MarkLogic version 9.0-6.1
We have implemented two patterns for batch ingestion.
Pattern 1 : MLCP
Pattern 2: Informatica(or NiFi) reading an NDJSON file and making MarkLogic REST API PUT calls for each JSON in the NDJSON file
Our production box is a 3 node cluster with 72 cores.
Our MLCP jobs run pretty well with default thread count of 4 and at the maximum we have 3 MLCP jobs runnning in parallel, ensuring that at least 60 cores are available for Real Time (or Near Real Time) processing at any point of time.
However, I am not sure how the Informatica/NiFi batch jobs use up the cores. Like MLCP, is there a way to limit the cores used by Informatica/NiFi jobs to ensure that sufficient cores/threads are available for Real Time processing?
As we add more and more processes to production, we see that there is a big increase in Time-out errors for Real-Time REST API PUT/GET calls. These calls typically take only few milliseconds(when we run them individually), so I am guessing that the contention for resources is causing the time-outs.

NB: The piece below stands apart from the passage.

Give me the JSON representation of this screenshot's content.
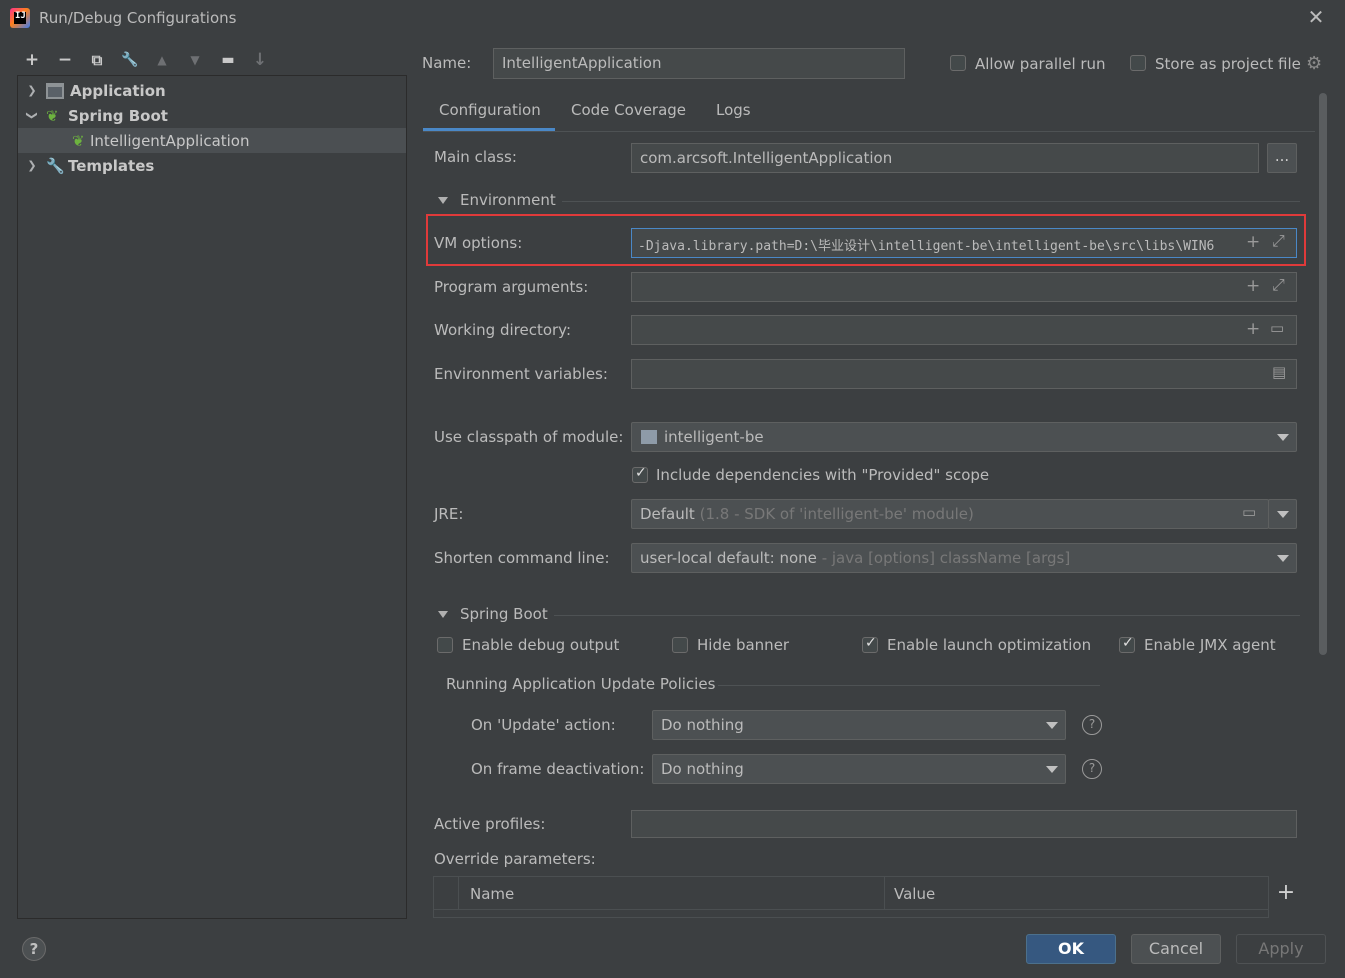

We have an option to scale-out nodes in the cluster, but this situation got me to think that MLCP is a better design than REST PUT calls for batch ingestion as we have better control over limiting the cores/threads used by each batch process, ensuring sufficient cores being available for Real-Time processing. Is there a way we can control/limit the resources used by NiFi, if used for batch ingestion?
Please suggest. Thanks in advance!